Mintage is 17,623,000
Metal Copper-nickel
Weight 2.95 g
Diameter 17.91 mm
Thickness 1.55 mm
Shape Round
Orientation Medal alignment
Demonetized 03-30-1989

Spain, 25 pesetas, 1968

August 26, 2011

Finally, I coin I can ID, with the help of a magnifying lens.

Spain, 25 pesetas, 1968 (KM #787)

If you think that 1957 is the mintage year for this coin, you are WRONG! The real mintage year is a two digit year stamped inside the six-pointed star to the left of the eagle on the reverse. The date that appears under Franco is the design date, which was fixed to a certain year until the design changed. This was a very unusual and very annoying thing the Spanish Mint did from 1947 through 1982. I used to think the design date was the mintage date, but now I know better, and so do you. This coin also has the unusual trait of raised edge lettering (instead of the more common inscribed edge designs).
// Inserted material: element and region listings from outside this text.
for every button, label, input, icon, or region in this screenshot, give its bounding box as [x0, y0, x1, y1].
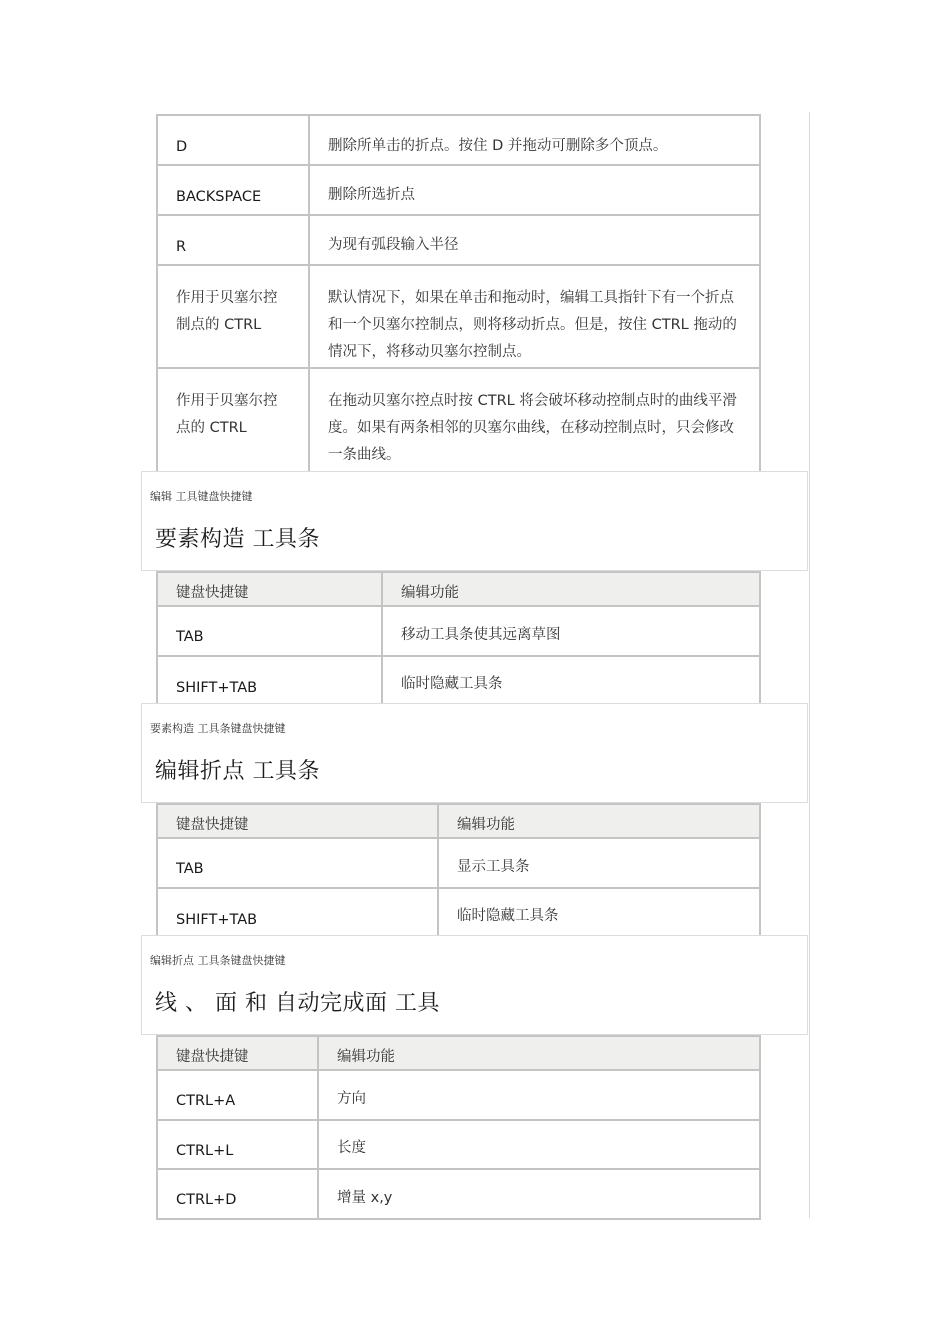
- edit-vertices-toolbar-table: [156, 803, 761, 938]
- vertex-shortcuts-table: [156, 114, 761, 473]
- section-header: [141, 703, 808, 803]
- shortcut-description: 默认情况下，如果在单击和拖动时，编辑工具指针下有一个折点和一个贝塞尔控制点，则将移动折点。但是，按住 CTRL 拖动的情况下，将移动贝塞尔控制点。: [309, 265, 760, 368]
- shortcut-key: CTRL+L: [157, 1120, 318, 1169]
- table-row: [157, 368, 760, 472]
- column-header: 键盘快捷键: [157, 1036, 318, 1070]
- table-row: [157, 115, 760, 165]
- table-row: [157, 165, 760, 215]
- table-row: [157, 838, 760, 888]
- table-header-row: [157, 572, 760, 606]
- shortcut-key: SHIFT+TAB: [157, 888, 438, 937]
- shortcut-description: 为现有弧段输入半径: [309, 215, 760, 265]
- column-header: 键盘快捷键: [157, 572, 382, 606]
- shortcut-key: CTRL+D: [157, 1169, 318, 1219]
- shortcut-description: 临时隐藏工具条: [382, 656, 760, 705]
- shortcut-key: R: [157, 215, 309, 265]
- table-caption: 编辑折点 工具条键盘快捷键: [150, 954, 286, 967]
- shortcut-description: 移动工具条使其远离草图: [382, 606, 760, 656]
- shortcut-description: 增量 x,y: [318, 1169, 760, 1219]
- table-header-row: [157, 1036, 760, 1070]
- shortcut-key: CTRL+A: [157, 1070, 318, 1120]
- column-header: 编辑功能: [318, 1036, 760, 1070]
- construct-toolbar-table: [156, 571, 761, 706]
- shortcut-key: TAB: [157, 838, 438, 888]
- shortcut-description: 方向: [318, 1070, 760, 1120]
- shortcut-key: 作用于贝塞尔控点的 CTRL: [157, 368, 309, 472]
- table-row: [157, 656, 760, 705]
- column-header: 编辑功能: [382, 572, 760, 606]
- table-row: [157, 606, 760, 656]
- table-row: [157, 1070, 760, 1120]
- shortcut-description: 在拖动贝塞尔控点时按 CTRL 将会破坏移动控制点时的曲线平滑度。如果有两条相邻的贝塞尔曲线，在移动控制点时，只会修改一条曲线。: [309, 368, 760, 472]
- line-polygon-tools-table: [156, 1035, 761, 1220]
- table-row: [157, 1120, 760, 1169]
- table-row: [157, 265, 760, 368]
- table-row: [157, 215, 760, 265]
- column-header: 编辑功能: [438, 804, 760, 838]
- section-header: [141, 935, 808, 1035]
- shortcut-key: SHIFT+TAB: [157, 656, 382, 705]
- shortcut-description: 长度: [318, 1120, 760, 1169]
- table-row: [157, 888, 760, 937]
- section-header: [141, 471, 808, 571]
- shortcut-key: D: [157, 115, 309, 165]
- table-caption: 编辑 工具键盘快捷键: [150, 490, 253, 503]
- section-title: 编辑折点 工具条: [155, 759, 320, 784]
- shortcut-description: 删除所选折点: [309, 165, 760, 215]
- shortcut-key: 作用于贝塞尔控制点的 CTRL: [157, 265, 309, 368]
- shortcut-key: TAB: [157, 606, 382, 656]
- shortcut-description: 临时隐藏工具条: [438, 888, 760, 937]
- section-title: 要素构造 工具条: [155, 527, 320, 552]
- page-right-rule: [809, 112, 810, 1218]
- shortcut-description: 删除所单击的折点。按住 D 并拖动可删除多个顶点。: [309, 115, 760, 165]
- section-title: 线 、 面 和 自动完成面 工具: [155, 991, 440, 1016]
- shortcut-description: 显示工具条: [438, 838, 760, 888]
- column-header: 键盘快捷键: [157, 804, 438, 838]
- shortcut-key: BACKSPACE: [157, 165, 309, 215]
- table-row: [157, 1169, 760, 1219]
- table-caption: 要素构造 工具条键盘快捷键: [150, 722, 286, 735]
- table-header-row: [157, 804, 760, 838]
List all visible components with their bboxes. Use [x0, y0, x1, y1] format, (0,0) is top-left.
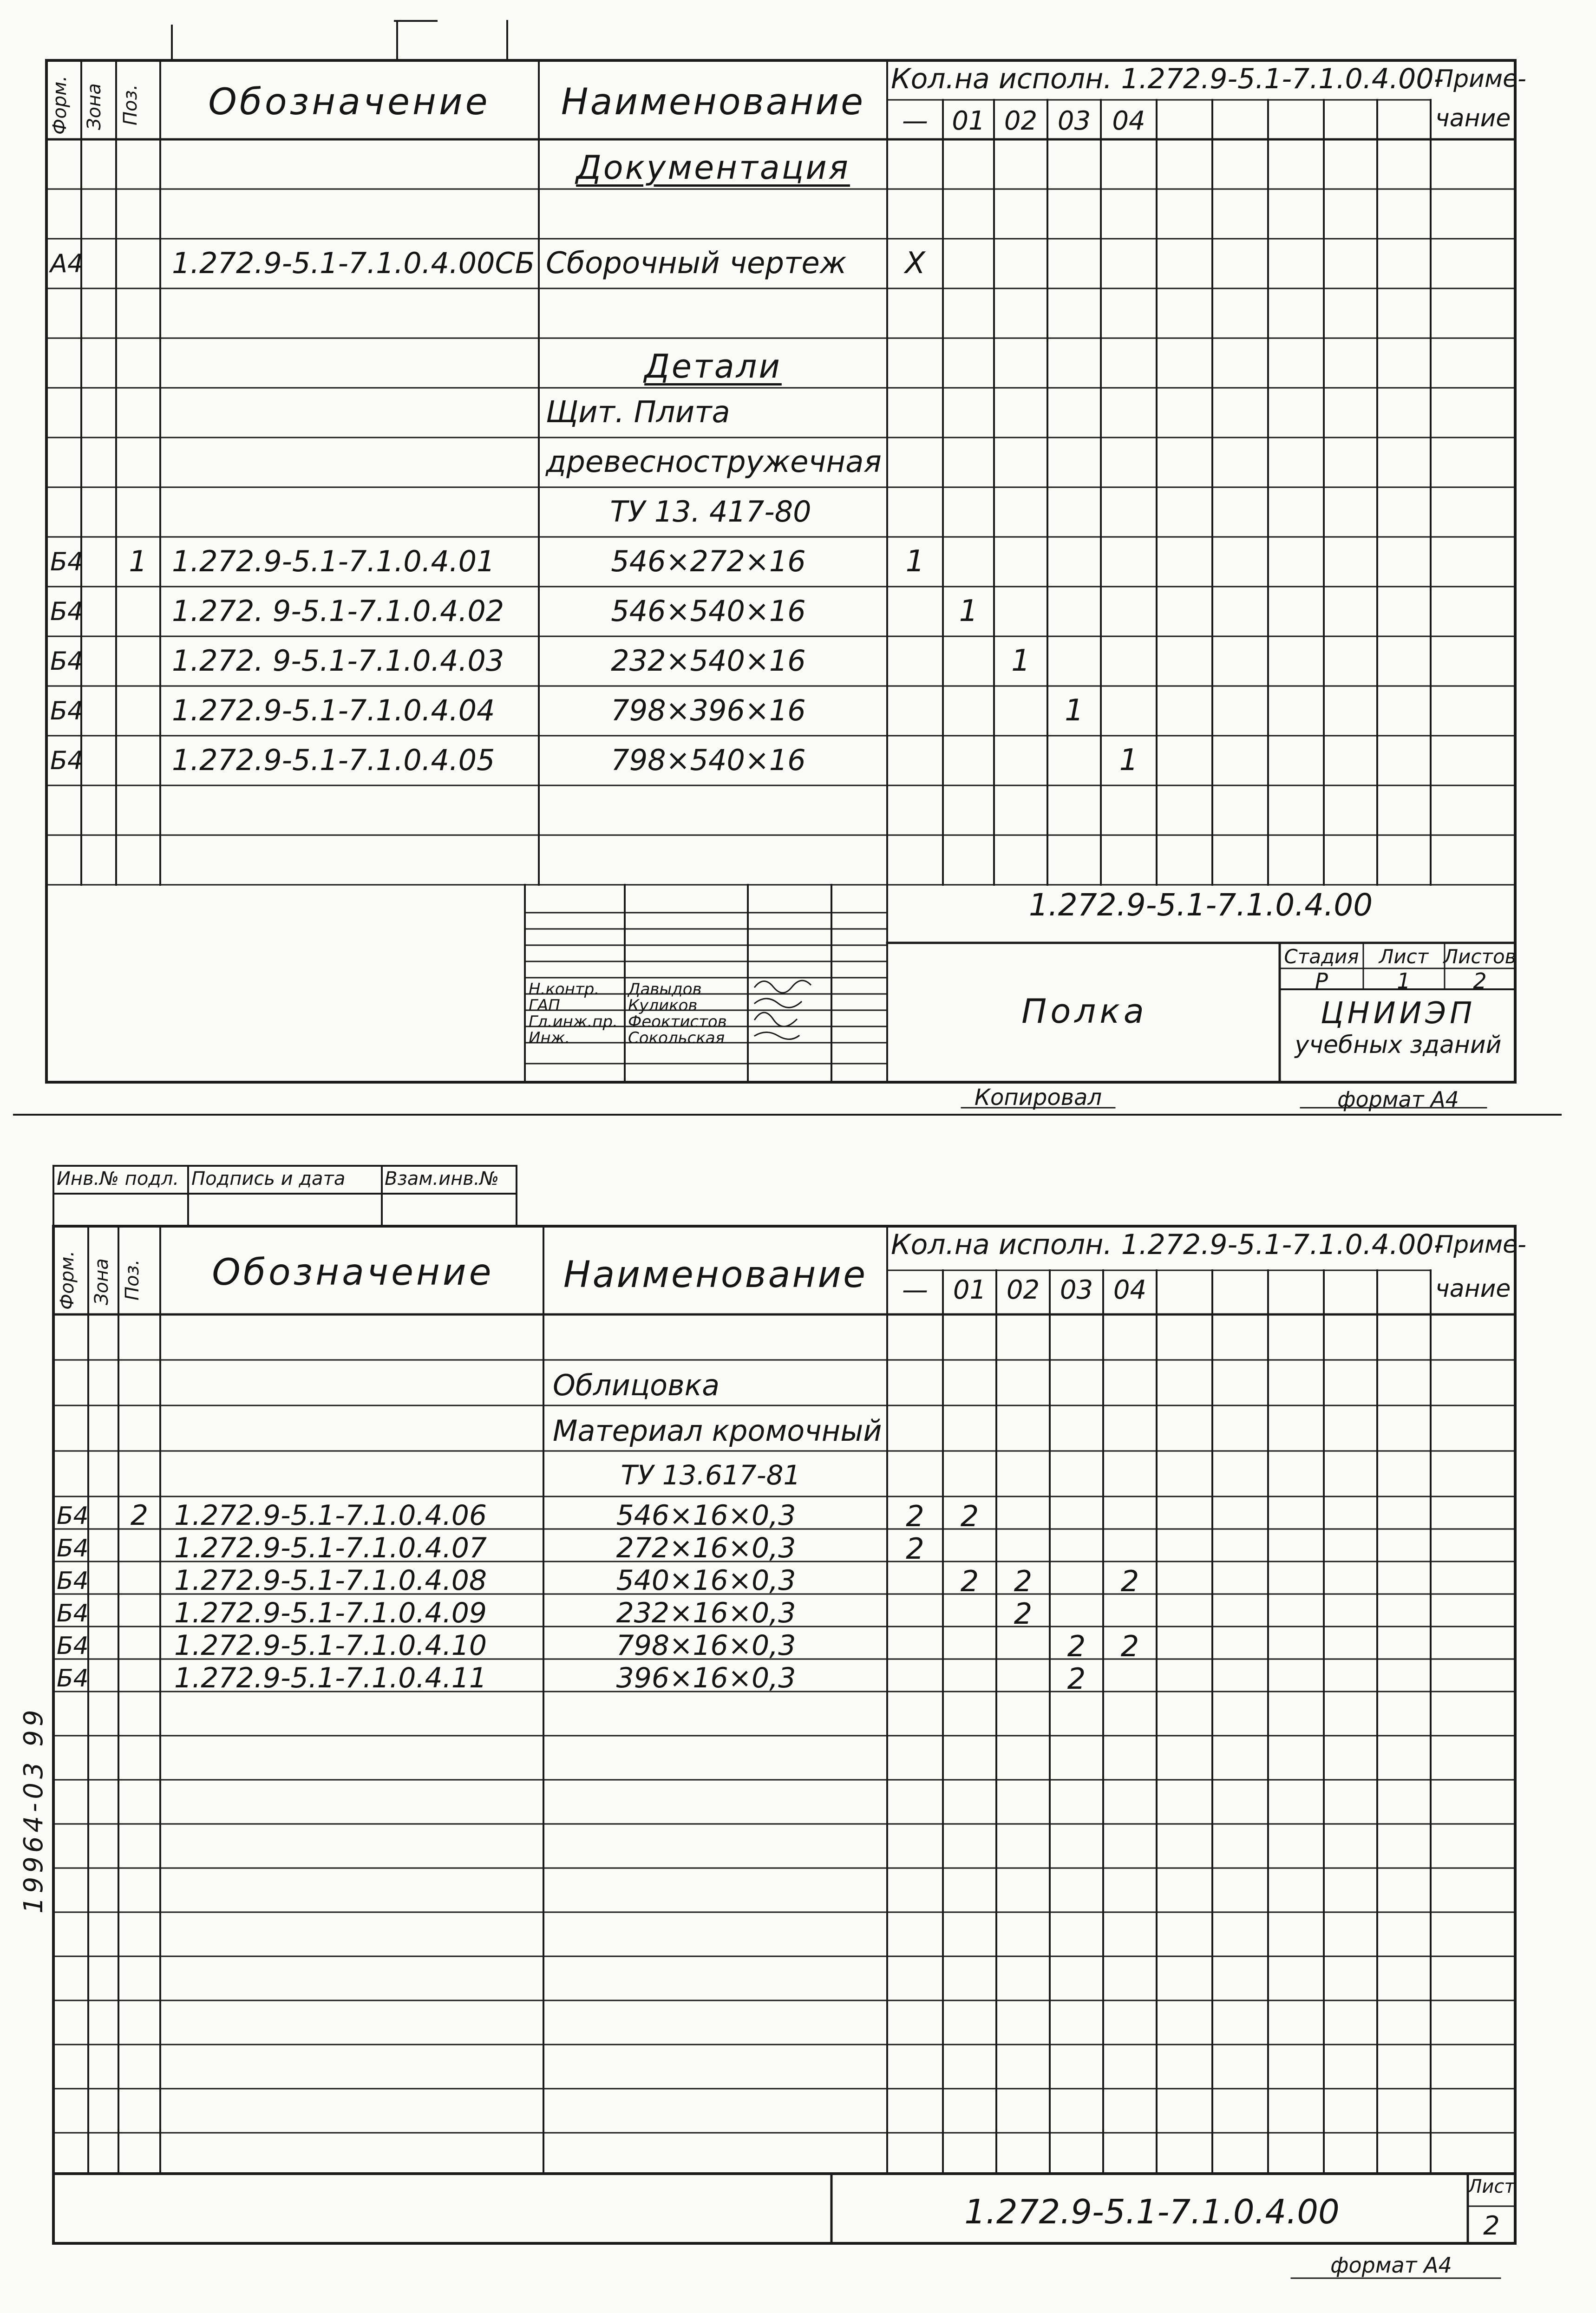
format-label: формат А4 [1330, 2253, 1452, 2278]
header-note: Приме- [1435, 65, 1526, 93]
role-name: Феоктистов [628, 1013, 727, 1031]
org-name: ЦНИИЭП [1320, 996, 1476, 1031]
header-zone: Зона [91, 1258, 112, 1305]
doc-code: 1.272.9-5.1-7.1.0.4.00 [964, 2192, 1340, 2231]
sheet-value: 2 [1483, 2211, 1500, 2241]
row-position: 2 [130, 1499, 149, 1532]
row-format: Б4 [50, 547, 84, 576]
row-size: 232×540×16 [611, 644, 806, 678]
row-size: 546×272×16 [611, 544, 806, 578]
header-qty-col: 03 [1060, 1275, 1093, 1305]
row-designation: 1.272. 9-5.1-7.1.0.4.02 [172, 594, 504, 628]
row-name: Щит. Плита [546, 395, 730, 430]
stamp-swap: Взам.инв.№ [385, 1168, 499, 1189]
stamp-sign: Подпись и дата [191, 1168, 346, 1189]
row-size: 798×540×16 [611, 743, 806, 777]
header-zone: Зона [84, 83, 105, 130]
row-size: 540×16×0,3 [616, 1564, 796, 1597]
header-name: Наименование [561, 81, 865, 123]
row-qty: 2 [960, 1499, 979, 1533]
row-format: Б4 [57, 1600, 89, 1627]
archive-number: 19964-03 99 [19, 1706, 49, 1914]
copied-label: Копировал [974, 1085, 1102, 1111]
row-format: Б4 [57, 1632, 89, 1660]
header-qty-col: — [902, 1275, 928, 1305]
row-designation: 1.272.9-5.1-7.1.0.4.10 [174, 1629, 487, 1662]
row-designation: 1.272.9-5.1-7.1.0.4.08 [174, 1564, 487, 1597]
org-name: учебных зданий [1295, 1031, 1502, 1059]
header-note: чание [1435, 1275, 1511, 1303]
signature [755, 1032, 799, 1039]
sheets-label: Листов [1443, 945, 1517, 968]
row-format: А4 [50, 249, 84, 278]
row-qty: 1 [959, 594, 978, 628]
row-designation: 1.272.9-5.1-7.1.0.4.01 [172, 544, 495, 578]
row-format: Б4 [50, 597, 84, 626]
signature [755, 999, 801, 1007]
row-qty: 2 [1014, 1564, 1033, 1598]
row-designation: 1.272.9-5.1-7.1.0.4.09 [174, 1597, 487, 1629]
stage-value: Р [1315, 968, 1328, 993]
header-qty-col: 02 [1004, 106, 1038, 136]
role-name: Давыдов [628, 980, 702, 999]
section-heading: Детали [644, 347, 782, 386]
row-position: 1 [129, 544, 147, 578]
row-qty: 1 [1011, 644, 1030, 678]
row-qty: X [905, 246, 925, 281]
row-qty: 1 [905, 544, 925, 579]
row-qty: 2 [960, 1564, 979, 1598]
role-label: ГАП [529, 996, 560, 1015]
row-qty: 2 [1067, 1662, 1086, 1696]
row-qty: 1 [1119, 743, 1138, 778]
sheet-label: Лист [1379, 945, 1429, 968]
section-heading: Документация [576, 149, 850, 187]
row-size: 546×16×0,3 [616, 1499, 796, 1532]
row-qty: 2 [906, 1499, 924, 1533]
row-qty: 2 [1120, 1564, 1139, 1598]
stamp-inv: Инв.№ подл. [57, 1168, 179, 1189]
header-name: Наименование [563, 1254, 868, 1296]
sheet-label: Лист [1468, 2176, 1515, 2197]
row-size: 272×16×0,3 [616, 1532, 796, 1564]
header-designation: Обозначение [212, 1252, 494, 1294]
row-format: Б4 [50, 647, 84, 676]
row-qty: 1 [1065, 693, 1084, 728]
row-size: 232×16×0,3 [616, 1597, 796, 1629]
signature [755, 1013, 797, 1026]
header-qty-col: 04 [1113, 1275, 1147, 1305]
row-spec: ТУ 13. 417-80 [610, 495, 811, 529]
sheet-value: 1 [1397, 968, 1411, 993]
row-designation: 1.272. 9-5.1-7.1.0.4.03 [172, 644, 504, 678]
row-name: Облицовка [553, 1368, 720, 1402]
row-designation: 1.272.9-5.1-7.1.0.4.11 [174, 1662, 487, 1694]
role-label: Гл.инж.пр. [529, 1013, 618, 1031]
row-designation: 1.272.9-5.1-7.1.0.4.07 [174, 1532, 487, 1564]
row-size: 396×16×0,3 [616, 1662, 796, 1694]
format-label: формат А4 [1337, 1087, 1459, 1112]
role-label: Инж. [529, 1029, 570, 1047]
row-format: Б4 [57, 1665, 89, 1692]
row-format: Б4 [50, 696, 84, 725]
row-qty: 2 [1014, 1597, 1033, 1631]
doc-code: 1.272.9-5.1-7.1.0.4.00 [1028, 887, 1373, 923]
header-qty-title: Кол.на исполн. 1.272.9-5.1-7.1.0.4.00- [891, 1228, 1444, 1261]
row-qty: 2 [906, 1532, 924, 1566]
header-qty-col: 04 [1112, 106, 1145, 136]
header-qty-col: 02 [1006, 1275, 1040, 1305]
header-qty-col: 01 [953, 1275, 987, 1305]
row-name: Сборочный чертеж [546, 246, 847, 281]
row-size: 546×540×16 [611, 594, 806, 628]
header-qty-title: Кол.на исполн. 1.272.9-5.1-7.1.0.4.00- [891, 63, 1444, 95]
signature [755, 980, 811, 993]
row-format: Б4 [57, 1535, 89, 1562]
row-designation: 1.272.9-5.1-7.1.0.4.05 [172, 743, 495, 777]
header-format: Форм. [57, 1250, 78, 1310]
product-title: Полка [1021, 992, 1148, 1031]
header-pos: Поз. [120, 84, 141, 125]
header-note: Приме- [1435, 1231, 1526, 1259]
row-size: 798×396×16 [611, 693, 806, 727]
row-name: древесностружечная [546, 445, 882, 479]
header-qty-col: — [902, 106, 928, 136]
header-qty-col: 03 [1057, 106, 1091, 136]
sheets-value: 2 [1473, 968, 1487, 993]
role-name: Сокольская [628, 1029, 725, 1047]
header-note: чание [1435, 105, 1511, 132]
row-designation: 1.272.9-5.1-7.1.0.4.00СБ [172, 246, 535, 280]
stage-label: Стадия [1284, 945, 1359, 968]
header-format: Форм. [49, 75, 71, 135]
header-designation: Обозначение [208, 81, 491, 123]
row-size: 798×16×0,3 [616, 1629, 796, 1662]
role-name: Куликов [628, 996, 698, 1015]
row-qty: 2 [1120, 1629, 1139, 1663]
row-qty: 2 [1067, 1629, 1086, 1663]
row-designation: 1.272.9-5.1-7.1.0.4.04 [172, 693, 495, 727]
row-spec: ТУ 13.617-81 [621, 1459, 801, 1491]
row-format: Б4 [57, 1502, 89, 1530]
header-qty-col: 01 [952, 106, 985, 136]
role-label: Н.контр. [529, 980, 600, 999]
row-format: Б4 [50, 746, 84, 775]
row-format: Б4 [57, 1567, 89, 1595]
header-pos: Поз. [122, 1259, 143, 1300]
row-designation: 1.272.9-5.1-7.1.0.4.06 [174, 1499, 487, 1532]
row-name: Материал кромочный [553, 1414, 882, 1448]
To my knowledge, only Spanish coins of this era did that. By the way, the euro killed this coin.

Mintage is 30,000,000
Metal Copper-Nickel
Weight 8.6 g
Diameter 26.6 mm
Thickness 2.15 mm
Shape Round
Orientation Coin alignment
Demonetized yes

France, 10 centimes, 1850s

August 26, 2011

The first coin I pulled today is one of these:

France, 10 centimes (KM #771)

This half dollar sized copper coin was made somewhere between 1853 and 1857, and featured Louis Napoleon III as Emperor of France. Demonetized in 1935, it has been a long time since this coin was spendable anywhere, and is certainly more valuable as a disk of copper. I’ve seen several of these pass through my collection, almost always in poor condition.

Metal Bronze
Weight 10 g
Diameter 30.2 mm
Engraver Jean-Jacques Barre
Shape Round
Orientation Coin alignment
Demonetized 01-01-1935

My coin is nearly worn smooth. The date reads “18 something something” and I cannot make out the mintmark on the reverse. Mintage could be as much as 19 million. Since I can’t conclusively identify this coin beyond type, it is not a coin of the day, and I’ll skip to another one.